Assess the reliability of mental disorder diagnosis using research evidence. (8 marks)
  • A 8-mark “evaluate” question awards 4 marks for describing biological processes leading to aggression (AO1) and 4 marks for evaluation (AO2). You need a conclusion to get a mark in the top band (7-8 marks).

Description
Reliability means consistency. A diagnosis is reliable if it would be given to the same symptoms by different clinicians.
Reliable diagnosis is helped by diagnostic classification systems like the DSM and ICD.
Another tool used to make reliable diagnoses is the 4 Ds: deviance, distress, dysfunction and danger.
Deviance can be reliably assessed based on standard deviation from the mean.
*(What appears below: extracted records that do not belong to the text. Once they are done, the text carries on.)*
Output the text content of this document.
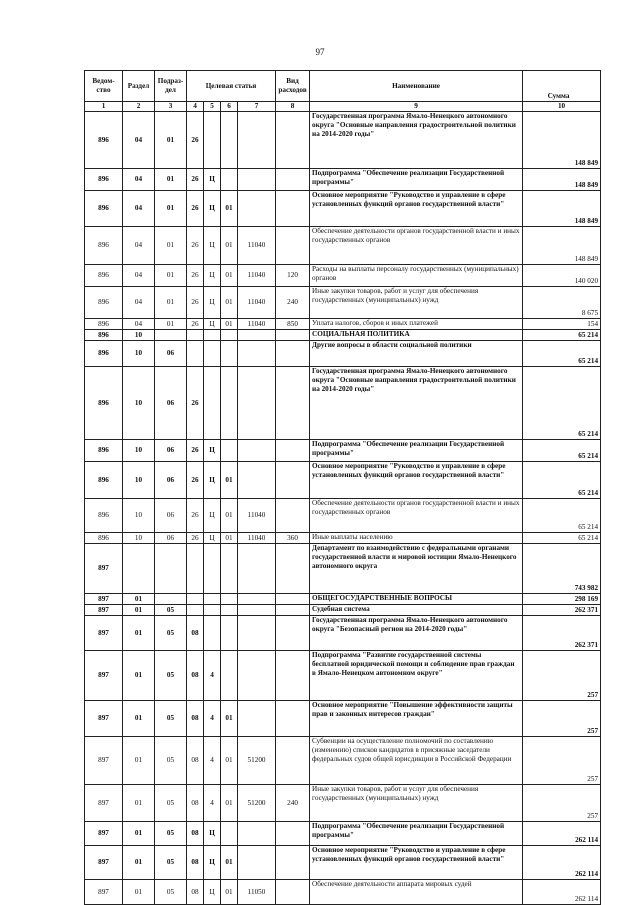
97
Ведом-
ство	Раздел	Подраз-
дел	Целевая статья				Вид
расходов	Наименование	Сумма
1	2	3	4	5	6	7	8	9	10
896	04	01	26					Государственная программа Ямало-Ненецкого автономного округа "Основные направления градостроительной политики на 2014-2020 годы"	148 849
896	04	01	26	Ц				Подпрограмма "Обеспечение реализации Государственной программы"	148 849
896	04	01	26	Ц	01			Основное мероприятие "Руководство и управление в сфере установленных функций органов государственной власти"	148 849
896	04	01	26	Ц	01	11040		Обеспечение деятельности органов государственной власти и иных государственных органов	148 849
896	04	01	26	Ц	01	11040	120	Расходы на выплаты персоналу государственных (муниципальных) органов	140 020
896	04	01	26	Ц	01	11040	240	Иные закупки товаров, работ и услуг для обеспечения государственных (муниципальных) нужд	8 675
896	04	01	26	Ц	01	11040	850	Уплата налогов, сборов и иных платежей	154
896	10							СОЦИАЛЬНАЯ ПОЛИТИКА	65 214
896	10	06						Другие вопросы в области социальной политики	65 214
896	10	06	26					Государственная программа Ямало-Ненецкого автономного округа "Основные направления градостроительной политики на 2014-2020 годы"	65 214
896	10	06	26	Ц				Подпрограмма "Обеспечение реализации Государственной программы"	65 214
896	10	06	26	Ц	01			Основное мероприятие "Руководство и управление в сфере установленных функций органов государственной власти"	65 214
896	10	06	26	Ц	01	11040		Обеспечение деятельности органов государственной власти и иных государственных органов	65 214
896	10	06	26	Ц	01	11040	360	Иные выплаты населению	65 214
897								Департамент по взаимодействию с федеральными органами государственной власти и мировой юстиции Ямало-Ненецкого автономного округа	743 982
897	01							ОБЩЕГОСУДАРСТВЕННЫЕ ВОПРОСЫ	298 169
897	01	05						Судебная система	262 371
897	01	05	08					Государственная программа Ямало-Ненецкого автономного округа "Безопасный регион на 2014-2020 годы"	262 371
897	01	05	08	4				Подпрограмма "Развитие государственной системы бесплатной юридической помощи и соблюдение прав граждан в Ямало-Ненецком автономном округе"	257
897	01	05	08	4	01			Основное мероприятие "Повышение эффективности защиты прав и законных интересов граждан"	257
897	01	05	08	4	01	51200		Субвенции на осуществление полномочий по составлению (изменению) списков кандидатов в присяжные заседатели федеральных судов общей юрисдикции в Российской Федерации	257
897	01	05	08	4	01	51200	240	Иные закупки товаров, работ и услуг для обеспечения государственных (муниципальных) нужд	257
897	01	05	08	Ц				Подпрограмма "Обеспечение реализации Государственной программы"	262 114
897	01	05	08	Ц	01			Основное мероприятие "Руководство и управление в сфере установленных функций органов государственной власти"	262 114
897	01	05	08	Ц	01	11050		Обеспечение деятельности аппарата мировых судей	262 114
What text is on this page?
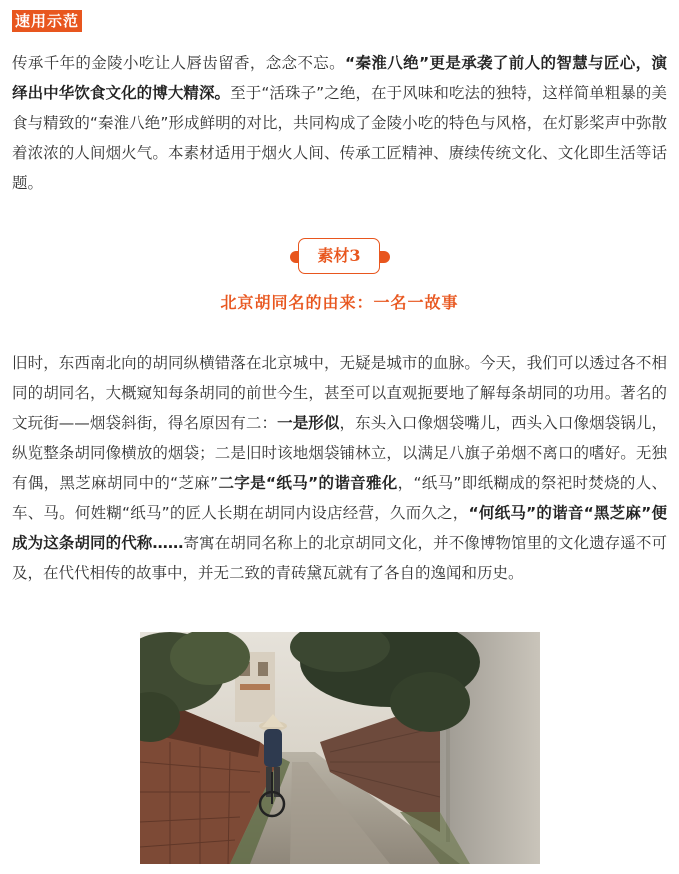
速用示范

传承千年的金陵小吃让人唇齿留香，念念不忘。“秦淮八绝”更是承袭了前人的智慧与匠心，演绎出中华饮食文化的博大精深。至于“活珠子”之绝，在于风味和吃法的独特，这样简单粗暴的美食与精致的“秦淮八绝”形成鲜明的对比，共同构成了金陵小吃的特色与风格，在灯影桨声中弥散着浓浓的人间烟火气。本素材适用于烟火人间、传承工匠精神、赓续传统文化、文化即生活等话题。

素材3
北京胡同名的由来：一名一故事

旧时，东西南北向的胡同纵横错落在北京城中，无疑是城市的血脉。今天，我们可以透过各不相同的胡同名，大概窥知每条胡同的前世今生，甚至可以直观扼要地了解每条胡同的功用。著名的文玩街——烟袋斜街，得名原因有二：一是形似，东头入口像烟袋嘴儿，西头入口像烟袋锅儿，纵览整条胡同像横放的烟袋；二是旧时该地烟袋铺林立，以满足八旗子弟烟不离口的嗜好。无独有偶，黑芝麻胡同中的“芝麻”二字是“纸马”的谐音雅化，“纸马”即纸糊成的祭祀时焚烧的人、车、马。何姓糊“纸马”的匠人长期在胡同内设店经营，久而久之，“何纸马”的谐音“黑芝麻”便成为这条胡同的代称……寄寓在胡同名称上的北京胡同文化，并不像博物馆里的文化遗存遥不可及，在代代相传的故事中，并无二致的青砖黛瓦就有了各自的逸闻和历史。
Someone in the top or bottom 2.1% of the population may be diagnosed as abnormal.

Evaluation
Diagnosing a mental disorder based on statistical frequency has the problem that some disorders (like depression) are growing more common.
Sputzer & Fleiss carried out a meta-analysis of 6 studies and concluded there were significant differences between how clinicians diagnosed disorders.
This is backed up by Rosenhan's study, which concludes we cannot reliably tell the sane from the insane in psychiatric hospitals.
However, these studies took place before the arrival of DSM-III (1980) which (according to Wilson) improved the reliability of diagnosis.

Conclusion
There is a subjective side to diagnosing mental disorders that makes them unreliable but systems like the DSM have helped improve this.

  • Notice that for a 8-mark answer you don’t have to include everything about the reliability of diagnosis. You will notice I haven't mentioned Type I or Type II Errors or the problems with clinical interviews. But it is a balanced answer - one half description and one half evaluation.